Когда я был в армии, дом пошёл на капитальный ремонт. Мои получили двухкомнатную — на троих, считая меня — квартиру в новом районе, из армии я вернулся уже в Купчино. Как-то так получилось, что в своём бывшем районе я почти не бывал. Вещевые рынки, заправки и платные стоянки, куда я наведывался в поисках работы, располагались, как правило, ближе к окраинам, к тому же большинство моих одноклассников подались в институты, и мне не очень-то хотелось с ними встречаться.
В тот день я только отошёл от станции метро «Чернышевская», как буквально лицом к лицу столкнулся с Сашкой Марининым, с которым проучился все школьные годы.
— Андрюха! — закричал он, — Какими судьбами? Ты как, где, что делаешь? Сто лет тебя не видел, думал, ты куда переехал или в «сундуки» подался — сверхсрочником. А ты — вон… Это дело надо отметить, возражения не принимаются. Через десять минут мы с ним сидели в баре «Медведь» на Потёмкинской.
— Охрана, может быть, дело и не плохое, — говорил Сашка, — но, согласись, бесперспективное. Ну, дослужишься до бригадира, а дальше? Всё — потолок.
— Потолок, — согласился я, — а что делать? Сейчас без образования…
— Да что образование! Плевать я на него хотел! Сижу со своим образованием, как чижик, в клетке и стучу по клавишам компьютера, как дятел. В зале шесть клеток, шесть дятлов и менеджер, сволочь. Меня почему-то невзлюбил, поэтому перспектив никаких. Сейчас надо своё дело заводить. Свой бизнес. Всё остальное — мура. Помнишь Гришку Альтова из параллельного «А»? Торгует велосипедами. Кому они в Питере нужны? — Никому. Но Россия-то большая. В маленьких городках, где живого «Мерса» не видели, они идут, как горячие пирожки. У Гришки свой дом на три этажа в Дюнах и за границей — не то в Австрии не то в Испании.

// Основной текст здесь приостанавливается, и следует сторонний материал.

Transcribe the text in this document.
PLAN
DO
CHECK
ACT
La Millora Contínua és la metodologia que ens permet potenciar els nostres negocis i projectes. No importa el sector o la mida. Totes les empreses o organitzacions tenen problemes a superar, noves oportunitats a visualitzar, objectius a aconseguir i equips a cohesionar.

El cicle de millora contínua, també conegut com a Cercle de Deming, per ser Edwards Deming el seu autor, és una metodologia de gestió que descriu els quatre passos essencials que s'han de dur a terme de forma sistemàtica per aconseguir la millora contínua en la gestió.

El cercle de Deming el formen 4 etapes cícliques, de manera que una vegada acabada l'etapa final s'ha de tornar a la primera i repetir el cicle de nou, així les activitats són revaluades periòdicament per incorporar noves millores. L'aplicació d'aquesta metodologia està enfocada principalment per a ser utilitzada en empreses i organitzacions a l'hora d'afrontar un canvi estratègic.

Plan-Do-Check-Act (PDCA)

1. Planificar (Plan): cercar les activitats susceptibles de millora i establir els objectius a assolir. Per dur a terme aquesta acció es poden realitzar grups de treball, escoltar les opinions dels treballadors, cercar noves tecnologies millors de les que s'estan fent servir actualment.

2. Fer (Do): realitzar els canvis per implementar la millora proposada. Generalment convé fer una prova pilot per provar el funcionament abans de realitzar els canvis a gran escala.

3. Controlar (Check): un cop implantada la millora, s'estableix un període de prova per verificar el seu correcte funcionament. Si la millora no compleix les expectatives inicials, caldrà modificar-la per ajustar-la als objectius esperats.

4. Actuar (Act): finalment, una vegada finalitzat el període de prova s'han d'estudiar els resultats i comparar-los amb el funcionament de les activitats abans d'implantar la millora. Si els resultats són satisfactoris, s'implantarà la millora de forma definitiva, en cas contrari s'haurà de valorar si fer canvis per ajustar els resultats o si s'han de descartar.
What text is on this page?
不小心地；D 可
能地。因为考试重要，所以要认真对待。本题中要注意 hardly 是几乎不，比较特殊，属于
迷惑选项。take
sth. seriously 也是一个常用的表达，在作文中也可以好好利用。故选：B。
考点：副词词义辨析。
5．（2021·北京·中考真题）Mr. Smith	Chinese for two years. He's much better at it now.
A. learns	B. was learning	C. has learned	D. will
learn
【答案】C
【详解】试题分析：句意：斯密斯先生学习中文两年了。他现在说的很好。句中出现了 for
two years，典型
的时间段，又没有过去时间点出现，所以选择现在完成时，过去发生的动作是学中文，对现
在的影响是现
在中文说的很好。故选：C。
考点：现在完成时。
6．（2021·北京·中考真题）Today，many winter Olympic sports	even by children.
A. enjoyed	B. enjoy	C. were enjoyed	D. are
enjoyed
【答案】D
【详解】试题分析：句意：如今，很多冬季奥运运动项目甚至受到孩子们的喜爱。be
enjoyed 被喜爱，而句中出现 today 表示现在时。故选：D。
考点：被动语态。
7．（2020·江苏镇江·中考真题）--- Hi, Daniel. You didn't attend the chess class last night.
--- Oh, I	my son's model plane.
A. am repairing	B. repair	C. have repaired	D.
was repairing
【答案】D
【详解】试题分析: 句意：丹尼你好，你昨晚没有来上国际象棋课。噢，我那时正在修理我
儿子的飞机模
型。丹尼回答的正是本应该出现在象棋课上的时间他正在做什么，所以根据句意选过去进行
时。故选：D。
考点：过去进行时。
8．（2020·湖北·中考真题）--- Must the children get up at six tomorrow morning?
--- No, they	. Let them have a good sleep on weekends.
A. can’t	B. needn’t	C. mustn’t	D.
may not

— А как вообще наши? — спросил я, — Живу на окраине, никого не вижу. А ты — видишь кого-нибудь?
— Кого-то вижу, о ком-то слышу. Ритка Ицкович умотала в Израиль, иногда звонит Верке Рябовой, Верку я иногда вижу, живёт почти рядом. Светка Любимцева с мужем свалили в Америку — всё, что знаю. Петька Мороз в Москве, Сашка Волович укатил по распределению на Дальний Восток, там, по-моему, и застрял. Наша красотка Пурлова чуть не сразу после школы вышла замуж за немца, ты тогда в армии был. Недавно встретил её на Невском. Разодета, вся из себя… А рожа грустная.
Я говорю:
— Иришка, ласточка, как дела?
— Всё, — говорит, — нормально.
А потом вдруг — в слёзы.
— Да в чём дело, — говорю, — муж бросил? Или из дома выгнали?
А она:
— Попробовал бы… Дом на три четверти мой и детей. Всё, — говорит, — действительно нормально. В прошлом году с детьми пол-Европы объездили, и Гюнтер у меня заботливый, только скучно, сил нет. Даже поговорить, в жилетку поплакаться некому. Живу как на болоте: тихо, спокойно, ничего не происходит.
— А ты, — говорю, поезди в метро в час пик, — впечатлений наберёшься на год вперёд.
— Поездила, — говорит. — В автобусе кошелёк из сумки вырезали. Я с собой много не ношу, отделалась тремя сотнями баксов. Сначала расстроилась, а потом подумала: какое-никакое происшествие. По крайней мере не скучно.
— А ты, — говорю, — старуха, сходи в какой-нибудь ночной клуб. Там ещё веселее. Травки покуришь, а если повезёт — ещё и изнасилуют. Оттянешься по полной программе.
— Да ну тебя, — говорит, — травки и у нас навалом. Даже мой Гюнтер покуривает. У нас это среди богатых модно.
— Не хочешь травки, — говорю, — пошли ко мне. Треснем русской водочки. Приглашаю от души, без всякой задней мысли. Водочка, музычка, дружеский перепихон. А?